Durumu daha fazla gizleyemeyiz. Hangi çocukların korkuyla mücadele ettiğini söyleyebilirsiniz. Bazı ebeveynler çocuklarına “Nerede yaşadığını söyleyemezsin. Onlara Juarez'de yaşadığımızı söyleyemezsin." Akıllılar ve anlıyorlar. Bence artık çocuklara kendilerini nasıl koruyacakları, ne söyleyip, ne söylememeleri anne babalar tarafından öğretiliyor. Bazıları ebeveynler Juarez'de yaşıyorlar ve her gün gelip Amerikan vatandaşı olan çocuklarını getiriyorlar. Ama tabii ki burada yaşayıp yaşamadıklarını söyleyemezsiniz çünkü sistem bize her şeyi vermiyor. Çocukları kaydettirmek için gerekli evrakları getirdikleri sürece soru sormuyoruz. İhtiyacımız olan tek şey bu.
Yine de bazı çocuklar “Juarez'de yaşıyorum” diyor. Onları eğitimi inkar edemezsiniz. Burada El Paso'da karmaşık.
Çocuklar akıllı - eskisinden daha bilinçli. Oğlumu özel okuldan aldık çünkü o sadece beş ya da altı Amerikalı çocuğun olduğu bir sınıftaydı. Kızlardan biri ona durmadan - Başkan Trump seçimlerde yarışırken - Meksika'ya ne zaman döneceğini soruyordu. Çocuklarımın kahverengi tenleri bile yok. Çok beyazlar ve İspanyolca bilmiyorlar. Bu beyaz kız, itiyor, itiyor ve itiyor. Oğluma tekrar tekrar soruyordu: “Meksika'ya ne zaman gidiyorsun? Üzgün müsün? Korkuyor musun?"
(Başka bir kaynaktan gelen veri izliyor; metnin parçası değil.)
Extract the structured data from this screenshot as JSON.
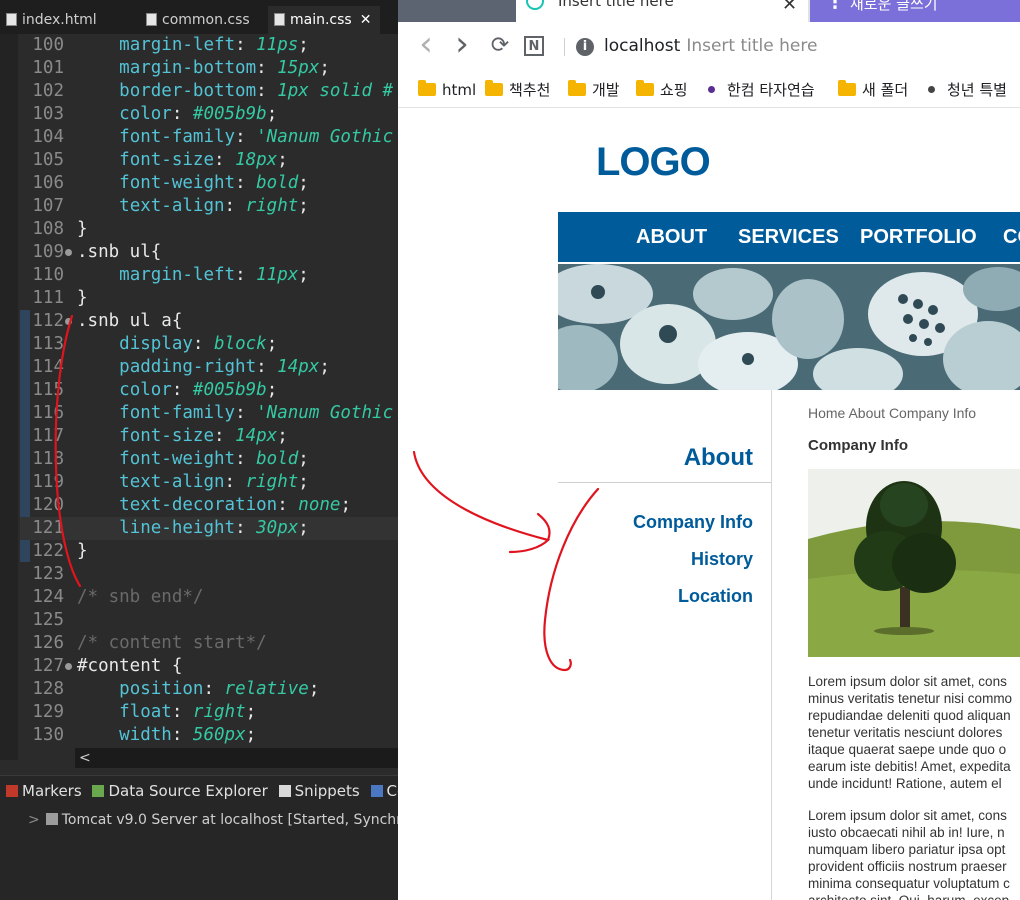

çocuğu suçlamıyorum. 4 yaşındaydı. Onun annesi Meksikalı olduğumu biliyordu, kızına bir şeyler anlatıyordu. Çocuklarımızı taşıdık çünkü müdür bir skandal yaşamak istemedi ve boşver dedi. Sonuç yoktu. Hispanik olduğum için mi? Özel okul olduğu için mi? Merak etmeni sağlıyor. Ve gerçekten zor, biliyorsun çünkü canını yakıyor ve ülkeye sığmadığın hissini veriyor. Amerika Birleşik Devletleri'ni seviyoruz.
Ve çocuklara kendileri için ayağa kalkmalarını söylemeniz gereken bir nokta var. Yürüyebilirsin. Yürümeye devam et, uzaklaşmaya devam et. Ama insanlar seni zorlayacak ve seni zorlayacak ve seni farklı görecekler. Ya çocuklarınıza söylersiniz: Sözlerinizi kullanın ve o kızı doğru yere koyun. Ya da sadece çeneni kapalı tut ve daha iyi düşüncelere sahip olmaya çalış. Bir ebeveyn olarak zor.